Die neu gegründete GD-Landesgruppe in Niedersachsen wird von dem 28-jährigen Micha Fehre geführt, der als Bundestagsabgeordneter für die AfD tätig ist. Fehre setzt sich offen für Maßnahmen wie Abschiebungen von Menschen ohne legalen Aufenthaltsstatus ein und vertritt damit zentrale Forderungen der GD, zu denen auch Remigration, die Rückkehr zur Kernenergie und eine wirtschaftsfreundliche Preispolitik zählen.
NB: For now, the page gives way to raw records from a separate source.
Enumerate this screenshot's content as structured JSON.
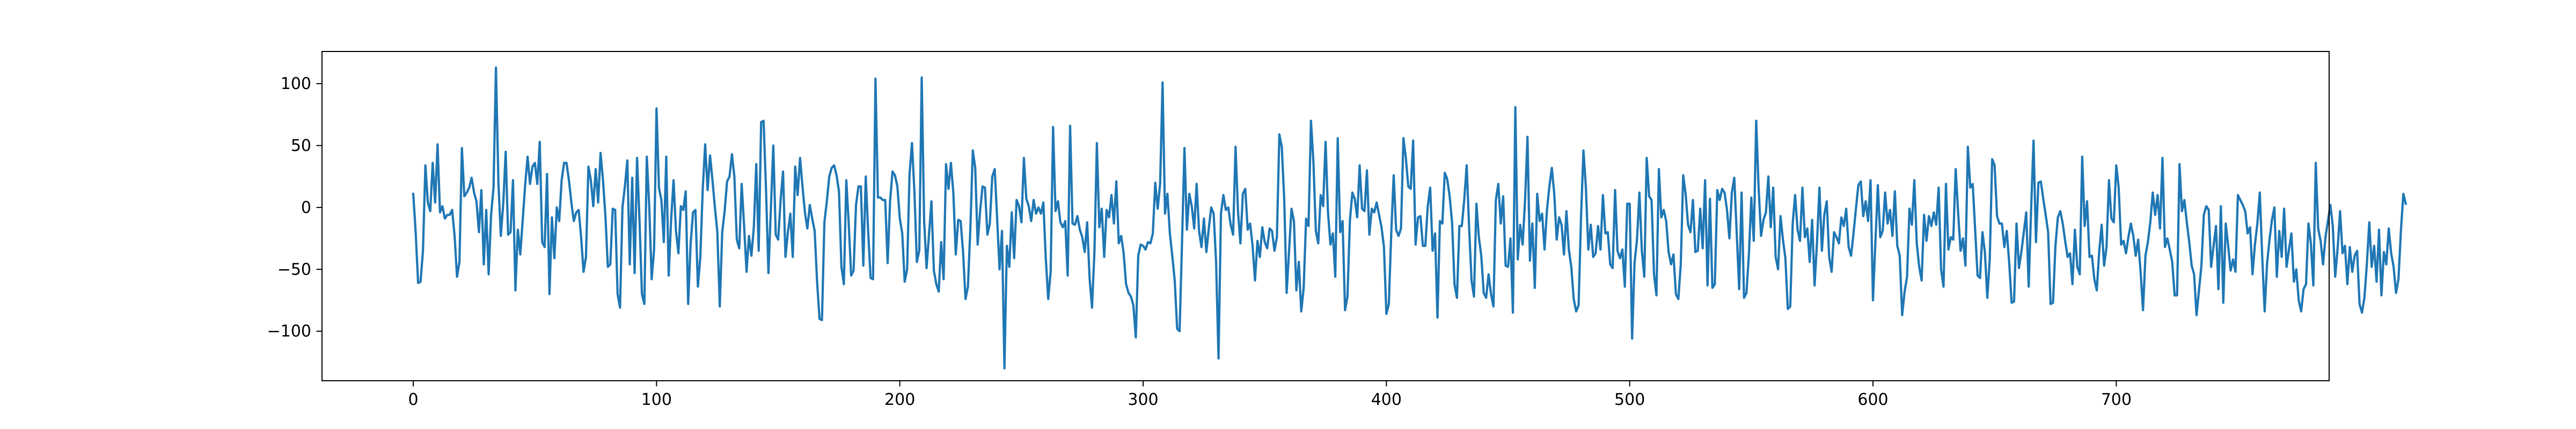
{
  "chart_data": {
    "type": "line",
    "title": "",
    "xlabel": "",
    "ylabel": "",
    "xlim": [
      -37.5,
      787.5
    ],
    "ylim": [
      -140,
      126
    ],
    "xticks": [
      0,
      100,
      200,
      300,
      400,
      500,
      600,
      700
    ],
    "yticks": [
      -100,
      -50,
      0,
      50,
      100
    ],
    "xtick_labels": [
      "0",
      "100",
      "200",
      "300",
      "400",
      "500",
      "600",
      "700"
    ],
    "ytick_labels": [
      "−100",
      "−50",
      "0",
      "50",
      "100"
    ],
    "grid": false,
    "legend": "none",
    "color": "#1f77b4",
    "series": [
      {
        "x_start": 0,
        "x_step": 1,
        "values": [
          11,
          -20,
          -61,
          -60,
          -35,
          34,
          4,
          -3,
          36,
          4,
          51,
          -4,
          1,
          -9,
          -6,
          -6,
          -2,
          -23,
          -56,
          -44,
          48,
          9,
          12,
          16,
          24,
          12,
          5,
          -20,
          14,
          -46,
          -2,
          -54,
          -6,
          16,
          113,
          21,
          -23,
          3,
          45,
          -22,
          -20,
          22,
          -67,
          -18,
          -38,
          -10,
          18,
          41,
          19,
          33,
          36,
          19,
          53,
          -28,
          -32,
          27,
          -70,
          -8,
          -41,
          0,
          -11,
          22,
          36,
          36,
          22,
          4,
          -11,
          -4,
          -2,
          -24,
          -52,
          -40,
          33,
          22,
          1,
          31,
          4,
          44,
          22,
          -7,
          -48,
          -46,
          -1,
          -2,
          -70,
          -81,
          0,
          17,
          38,
          -46,
          24,
          -53,
          40,
          -10,
          -70,
          -78,
          41,
          1,
          -58,
          -34,
          80,
          16,
          6,
          -28,
          41,
          -55,
          -10,
          22,
          -19,
          -37,
          1,
          -2,
          13,
          -78,
          -30,
          -4,
          -2,
          -64,
          -40,
          15,
          51,
          14,
          42,
          22,
          0,
          -20,
          -80,
          -20,
          -3,
          21,
          25,
          43,
          25,
          -26,
          -33,
          19,
          -15,
          -52,
          -23,
          -39,
          -16,
          35,
          -35,
          69,
          70,
          15,
          -53,
          -1,
          50,
          -22,
          -26,
          6,
          29,
          -40,
          -20,
          -5,
          -40,
          33,
          10,
          40,
          17,
          -4,
          -17,
          2,
          -9,
          -19,
          -60,
          -90,
          -91,
          -12,
          5,
          25,
          32,
          34,
          26,
          13,
          -48,
          -62,
          22,
          -13,
          -55,
          -51,
          2,
          17,
          17,
          -47,
          25,
          -20,
          -57,
          -58,
          104,
          8,
          8,
          6,
          6,
          -45,
          5,
          29,
          26,
          17,
          -9,
          -21,
          -60,
          -50,
          27,
          52,
          13,
          -44,
          -35,
          105,
          -11,
          -49,
          -22,
          5,
          -51,
          -62,
          -68,
          -28,
          -58,
          35,
          15,
          36,
          12,
          -38,
          -10,
          -11,
          -36,
          -74,
          -64,
          -17,
          46,
          32,
          -30,
          -3,
          17,
          16,
          -22,
          -13,
          25,
          31,
          -9,
          -50,
          -19,
          -130,
          -31,
          -48,
          -4,
          -41,
          6,
          1,
          -12,
          40,
          7,
          1,
          -11,
          6,
          -5,
          0,
          -5,
          4,
          -41,
          -74,
          -52,
          65,
          -3,
          5,
          -12,
          -16,
          -11,
          -55,
          66,
          -13,
          -14,
          -7,
          -18,
          -24,
          -36,
          -12,
          -57,
          -81,
          -36,
          52,
          -16,
          -1,
          -40,
          -2,
          -8,
          10,
          -13,
          21,
          -29,
          -23,
          -37,
          -62,
          -69,
          -72,
          -79,
          -105,
          -39,
          -30,
          -31,
          -34,
          -28,
          -29,
          -21,
          20,
          -1,
          19,
          101,
          -5,
          11,
          -21,
          -39,
          -59,
          -98,
          -100,
          -28,
          48,
          -18,
          11,
          1,
          -17,
          19,
          -19,
          -32,
          -9,
          -36,
          -17,
          0,
          -5,
          -44,
          -122,
          -5,
          10,
          -2,
          0,
          -14,
          -22,
          49,
          -3,
          -29,
          11,
          15,
          -18,
          -13,
          -31,
          -59,
          -27,
          -40,
          -16,
          -28,
          -33,
          -17,
          -19,
          -35,
          -24,
          59,
          49,
          7,
          -69,
          -35,
          -1,
          -11,
          -67,
          -44,
          -84,
          -65,
          -9,
          -15,
          70,
          37,
          -19,
          -29,
          10,
          1,
          53,
          -4,
          -30,
          -21,
          -56,
          56,
          -20,
          -11,
          -83,
          -72,
          -11,
          12,
          7,
          -8,
          34,
          -1,
          -3,
          30,
          -22,
          -1,
          -4,
          4,
          -6,
          -16,
          -32,
          -86,
          -78,
          -21,
          26,
          -18,
          -23,
          -17,
          56,
          40,
          17,
          15,
          54,
          -30,
          -8,
          -7,
          -31,
          -31,
          1,
          16,
          -35,
          -21,
          -89,
          -11,
          -13,
          28,
          23,
          9,
          -12,
          -62,
          -73,
          -15,
          -15,
          6,
          34,
          -16,
          -59,
          -72,
          3,
          -24,
          -39,
          -69,
          -73,
          -54,
          -70,
          -80,
          6,
          19,
          -13,
          9,
          -47,
          -48,
          -25,
          -85,
          81,
          -42,
          -14,
          -30,
          6,
          57,
          -43,
          -13,
          -65,
          11,
          -11,
          -5,
          -34,
          -2,
          17,
          32,
          11,
          -26,
          -8,
          -14,
          -38,
          -3,
          -34,
          -48,
          -74,
          -84,
          -79,
          -8,
          46,
          16,
          -34,
          -14,
          -40,
          -37,
          -15,
          -34,
          10,
          -21,
          -20,
          -46,
          -49,
          14,
          -35,
          -41,
          -34,
          -64,
          3,
          3,
          -106,
          -45,
          -26,
          12,
          -35,
          -56,
          40,
          9,
          6,
          -54,
          -71,
          31,
          -8,
          -2,
          -11,
          -36,
          -46,
          -38,
          -70,
          -74,
          -46,
          26,
          11,
          -14,
          -20,
          6,
          -36,
          -35,
          -1,
          -33,
          22,
          -63,
          7,
          -65,
          -62,
          14,
          6,
          15,
          12,
          -2,
          -25,
          12,
          24,
          -21,
          -66,
          12,
          -73,
          -69,
          -38,
          8,
          -27,
          70,
          16,
          -23,
          -10,
          -4,
          25,
          -16,
          16,
          -40,
          -50,
          -7,
          -26,
          -41,
          -82,
          -80,
          -13,
          10,
          -18,
          -27,
          16,
          -24,
          -17,
          -44,
          -10,
          -63,
          -28,
          16,
          -35,
          -6,
          5,
          -40,
          -52,
          -20,
          -24,
          -29,
          -8,
          -15,
          -1,
          -32,
          -39,
          -21,
          -1,
          18,
          21,
          -7,
          5,
          -11,
          22,
          -75,
          -28,
          18,
          -24,
          -19,
          12,
          -13,
          -2,
          -23,
          13,
          -31,
          -39,
          -87,
          -68,
          -56,
          -1,
          -14,
          22,
          -29,
          -48,
          -59,
          -6,
          -27,
          -7,
          -15,
          -4,
          -14,
          16,
          -50,
          -64,
          19,
          -34,
          -24,
          -26,
          31,
          -4,
          -35,
          -25,
          -47,
          49,
          16,
          19,
          -18,
          -55,
          -57,
          -20,
          -36,
          -73,
          -42,
          39,
          34,
          -7,
          -13,
          -13,
          -32,
          -19,
          -45,
          -77,
          -76,
          -13,
          -49,
          -36,
          -20,
          -4,
          -64,
          -2,
          54,
          -28,
          20,
          21,
          7,
          -6,
          -20,
          -78,
          -77,
          -31,
          -8,
          -3,
          -13,
          -27,
          -40,
          -37,
          -62,
          -18,
          -48,
          -54,
          41,
          -15,
          5,
          -40,
          -39,
          -58,
          -67,
          -35,
          -14,
          -47,
          -32,
          22,
          -9,
          -12,
          34,
          16,
          -30,
          -27,
          -37,
          -24,
          -13,
          -23,
          -39,
          -26,
          -52,
          -83,
          -39,
          -28,
          -12,
          12,
          -6,
          10,
          -17,
          40,
          -32,
          -25,
          -34,
          -44,
          -71,
          -71,
          35,
          -3,
          6,
          -12,
          -28,
          -47,
          -54,
          -87,
          -67,
          -47,
          -6,
          1,
          -2,
          -48,
          -31,
          -15,
          -66,
          1,
          -77,
          -13,
          -31,
          -51,
          -42,
          -52,
          10,
          6,
          2,
          -3,
          -21,
          -16,
          -54,
          -30,
          -13,
          12,
          -40,
          -84,
          -45,
          -26,
          -10,
          0,
          -56,
          -19,
          -40,
          -1,
          -48,
          -34,
          -21,
          -60,
          -50,
          -75,
          -84,
          -66,
          -62,
          -13,
          -29,
          -63,
          36,
          -17,
          -27,
          -46,
          -24,
          -11,
          2,
          -15,
          -56,
          -33,
          -3,
          -37,
          -31,
          -62,
          -32,
          -52,
          -39,
          -35,
          -78,
          -85,
          -73,
          -46,
          -12,
          -48,
          -31,
          -60,
          -18,
          -71,
          -36,
          -46,
          -17,
          -37,
          -48,
          -69,
          -58,
          -19,
          11,
          3
        ]
      }
    ]
  }
}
Der Landesvorstand besteht aus elf Mitgliedern, die sich allesamt an der politischen Linie der AfD orientieren.

Generation Deutschland agiert als rechtlich unselbstständiger Teil der AfD und besitzt keinen eigenständigen Status. Im Gegensatz zu früheren rechtsextremen Jugendorganisationen wird hier strikte Parteitreue durchgesetzt, wobei die Gruppe gleichzeitig vom rechtlichen Schutz der AfD profitiert. Sicherheitsbehörden erwarten eine ideologische Kontinuität zur Jungen Alternative, die zuvor als extremistisch eingestuft worden war. Während einige Experten wie Benjamin Höhne vermuten, die GD könnte sich mäßigen, um ein ähnliches Schicksal zu vermeiden, warnen andere davor, dass sie noch radikalere Positionen als ihr Vorgänger einnehmen könnte.

Bundesweit wurde die GD im November 2025 gegründet, um die Ideologie der AfD zu verbreiten. Führungsfiguren wie Jean-Pascal Hohm und Franz Schmid streben eine engere Anbindung an rechtsextreme Bewegungen wie die Identitäre Bewegung an. Trotz offizieller Distanzierungen der AfD von extremistischen Verknüpfungen argumentieren Kritiker, dass Struktur und Personal der GD eine bewusste Fortführung rechtsextremer Strategien signalisieren.

Die Gründung von Generation Deutschland in Niedersachsen markiert einen weiteren Schritt der AfD, ihren Einfluss auf die Jugend auszubauen. Angesichts der bereits laufenden Beobachtung durch die Landesbehörden werden Politik und Führung der Gruppe weiterhin genau unter die Lupe genommen. Die Proteste bei der Gründungsveranstaltung spiegeln die breite öffentliche Ablehnung ihrer politischen Agenda wider.